With an identity quietly hidden in “the deepest, darkest places of
(her) closest,” in the depths of clinical depression and on the verge
of suicide, Jackson-Edney sought clinical help from a psychologist
about six years ago.

“I felt I had two choices. I had a choice to die, or I had a choice to
face my demons and address those and do what I needed to do in order
to survive,” she said, adding she spent more than a year and a half in
therapy, dealing with the depression before the gender issues.

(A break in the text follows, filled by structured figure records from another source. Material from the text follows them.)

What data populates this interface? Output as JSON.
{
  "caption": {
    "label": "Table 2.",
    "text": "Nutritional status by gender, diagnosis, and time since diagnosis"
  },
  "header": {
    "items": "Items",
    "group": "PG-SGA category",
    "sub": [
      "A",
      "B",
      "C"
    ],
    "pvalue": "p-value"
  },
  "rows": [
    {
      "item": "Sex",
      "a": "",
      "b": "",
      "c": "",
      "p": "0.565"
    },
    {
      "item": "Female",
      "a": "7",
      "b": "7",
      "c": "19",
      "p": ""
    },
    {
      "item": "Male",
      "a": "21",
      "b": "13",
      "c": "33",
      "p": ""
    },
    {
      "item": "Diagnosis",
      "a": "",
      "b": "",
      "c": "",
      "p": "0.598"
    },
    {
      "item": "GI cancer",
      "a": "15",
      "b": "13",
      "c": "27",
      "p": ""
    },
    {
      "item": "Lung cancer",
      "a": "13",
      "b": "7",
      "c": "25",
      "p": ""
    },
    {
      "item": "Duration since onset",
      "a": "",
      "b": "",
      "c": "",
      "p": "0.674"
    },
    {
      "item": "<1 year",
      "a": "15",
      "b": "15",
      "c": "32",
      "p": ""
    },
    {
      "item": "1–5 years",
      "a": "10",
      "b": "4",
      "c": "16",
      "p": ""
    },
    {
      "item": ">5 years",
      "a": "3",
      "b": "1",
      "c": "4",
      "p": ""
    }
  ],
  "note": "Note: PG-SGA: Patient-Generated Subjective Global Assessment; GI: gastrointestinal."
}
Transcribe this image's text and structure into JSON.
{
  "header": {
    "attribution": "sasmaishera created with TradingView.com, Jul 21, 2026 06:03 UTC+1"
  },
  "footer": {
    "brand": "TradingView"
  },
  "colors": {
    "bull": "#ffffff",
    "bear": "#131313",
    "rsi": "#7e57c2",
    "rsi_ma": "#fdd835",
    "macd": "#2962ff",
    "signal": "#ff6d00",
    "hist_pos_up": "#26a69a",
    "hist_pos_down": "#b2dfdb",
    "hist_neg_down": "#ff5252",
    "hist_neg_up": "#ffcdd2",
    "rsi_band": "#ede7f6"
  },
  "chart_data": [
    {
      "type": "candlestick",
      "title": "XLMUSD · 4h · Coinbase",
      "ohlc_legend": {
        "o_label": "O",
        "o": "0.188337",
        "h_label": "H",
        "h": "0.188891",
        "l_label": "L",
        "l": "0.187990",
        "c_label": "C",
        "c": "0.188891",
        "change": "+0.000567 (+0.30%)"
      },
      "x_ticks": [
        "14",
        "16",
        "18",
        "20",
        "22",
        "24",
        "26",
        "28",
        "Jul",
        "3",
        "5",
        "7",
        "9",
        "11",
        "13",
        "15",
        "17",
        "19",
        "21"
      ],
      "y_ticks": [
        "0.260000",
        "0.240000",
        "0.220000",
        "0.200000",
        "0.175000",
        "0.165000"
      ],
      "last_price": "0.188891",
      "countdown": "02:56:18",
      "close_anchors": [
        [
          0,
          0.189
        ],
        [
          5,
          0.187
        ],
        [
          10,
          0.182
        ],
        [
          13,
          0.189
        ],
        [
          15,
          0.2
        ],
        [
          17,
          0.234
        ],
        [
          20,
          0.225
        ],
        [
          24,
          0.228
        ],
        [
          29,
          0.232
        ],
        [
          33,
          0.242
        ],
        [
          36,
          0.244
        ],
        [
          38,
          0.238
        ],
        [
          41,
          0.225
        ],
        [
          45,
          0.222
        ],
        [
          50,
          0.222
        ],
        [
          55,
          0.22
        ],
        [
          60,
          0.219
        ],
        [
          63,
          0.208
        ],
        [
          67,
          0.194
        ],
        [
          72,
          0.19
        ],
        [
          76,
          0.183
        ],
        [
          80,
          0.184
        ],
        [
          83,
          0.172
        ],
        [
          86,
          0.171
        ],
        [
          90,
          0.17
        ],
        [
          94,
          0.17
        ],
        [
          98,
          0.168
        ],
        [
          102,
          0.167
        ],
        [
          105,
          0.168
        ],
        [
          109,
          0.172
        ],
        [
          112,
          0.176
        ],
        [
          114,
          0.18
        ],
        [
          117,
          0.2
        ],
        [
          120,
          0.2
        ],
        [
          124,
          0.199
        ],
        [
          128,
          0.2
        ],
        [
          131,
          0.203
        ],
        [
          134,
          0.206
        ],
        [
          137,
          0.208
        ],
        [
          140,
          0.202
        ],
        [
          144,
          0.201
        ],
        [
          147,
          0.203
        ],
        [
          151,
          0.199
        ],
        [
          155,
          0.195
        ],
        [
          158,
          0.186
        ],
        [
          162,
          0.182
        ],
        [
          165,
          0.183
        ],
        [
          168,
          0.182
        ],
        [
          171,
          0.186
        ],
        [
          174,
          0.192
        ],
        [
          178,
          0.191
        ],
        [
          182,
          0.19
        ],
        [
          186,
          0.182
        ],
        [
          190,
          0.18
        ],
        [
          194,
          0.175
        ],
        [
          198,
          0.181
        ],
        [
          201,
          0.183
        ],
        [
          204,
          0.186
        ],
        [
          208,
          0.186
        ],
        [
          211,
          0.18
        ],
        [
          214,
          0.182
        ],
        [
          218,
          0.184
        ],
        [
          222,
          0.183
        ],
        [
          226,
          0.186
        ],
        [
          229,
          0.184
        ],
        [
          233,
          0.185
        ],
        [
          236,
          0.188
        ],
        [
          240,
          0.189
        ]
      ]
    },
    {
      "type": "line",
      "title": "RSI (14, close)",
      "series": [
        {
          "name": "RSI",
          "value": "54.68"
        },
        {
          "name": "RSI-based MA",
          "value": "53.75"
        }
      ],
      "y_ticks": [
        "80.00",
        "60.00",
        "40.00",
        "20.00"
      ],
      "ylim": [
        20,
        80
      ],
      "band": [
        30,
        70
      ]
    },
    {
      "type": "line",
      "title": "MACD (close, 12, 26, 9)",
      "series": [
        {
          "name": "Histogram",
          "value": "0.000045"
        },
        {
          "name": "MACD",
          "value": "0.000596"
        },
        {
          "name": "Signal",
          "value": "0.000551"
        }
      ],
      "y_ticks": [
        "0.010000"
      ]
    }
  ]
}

“(The therapist) used to hammer me. She put me through the wringer,
asking ‘Why?’ which is what you have to do, especially if you’re going
to have surgery,” Jackson-Edney said. “One day, I yelled at her and
said, ‘This is who I am.’ ”

Jackson-Edney said, at that point, the therapist was ready to diagnose
her with gender dysphoria, which is currently classified as a mental
illness (though a panel is working to change that), but referred her
to another gender psychologist in Portland, adhering to transgender
standards of care.

“One of the requirements is psychotherapy. You have to be diagnosed by
a professional, usually two, that you are gender-dysphoric,”
Jackson-Edney said. “Once you get a diagnosis, if you choose, then
they will prescribe hormone replacement therapy. For males to females,
it’s testosterone blockers and estrogen, and for females to males,
it’s testosterone, usually shots.”

Jackson-Edney said another requirement is making the transition to
living as the other gender.

“In my last year of employment -- I retired three and a half years ago
-- I transitioned and lived full-time as a woman in the workplace,”
she said. “This friend of mine, this supervisor I worked with, came
into my office and sat down and said, ‘You know, we used to sit and
just talk back and forth. Now, when I talk to you, I don’t even know
where to look.’ I said, ‘Look, why does it have to change?’ ... I’m
not an aberration. I’m not something to be feared. I’m just a person
like everybody else. I have my identity just like everyone else.”

Jackson-Edney conceded, though, when trans people are open about their
identities, they “often pay a horrific price for it,” in terms of un-
or underemployment, severed relationships, religious ostracization,
discrimination and even violence.

“I’d say, for the last 15 years, my marriage was probably one of
convenience. My wife was shocked when I came out to her. I said, ‘My
heart is good. My presentation is just different, and I’m probably a
better person because I don’t have secrets anymore,’ ” Jackson-Edney
said. “I’ve been divorced for four and a half years, but I was married
for 36 years -- one woman, monogamous -- but the marriage didn’t work,
unfortunately.

“I lost my religion, or my religion abandoned me, I guess, but I’m
spiritual. I’m Christian, and I still have faith, faith-based
principles. I believe in God and hell and good and evil, and I believe
in love, unconditional love and acceptance,” she said.

Though Jackson-Edney said she has acquired “a whole new community of
friends,” she admitted much of her former life was gone.

“I lost a lot of people I thought were friends. The condemnation
because I’m different is very hurtful. Because of that, it will incite
other people to discriminate ... No one is born hating gay people or
transgendered people. It’s learned.

“People think sexual orientation or gender identity is a choice. It’s
not a choice. Nobody in their right mind wakes up and says, ‘I’m going
to be gay today, or I’m going to be transgendered, and be a
second-class citizen and be discriminated against and hated and maybe
murdered.’ What I am is an affront to their masculinity, and the way
they react to that is through violence, not that I’m trying to defeat
anyone. I’m just trying to live authentically in my identity.

“Everything that was dear to me, I sacrificed to get where I am.”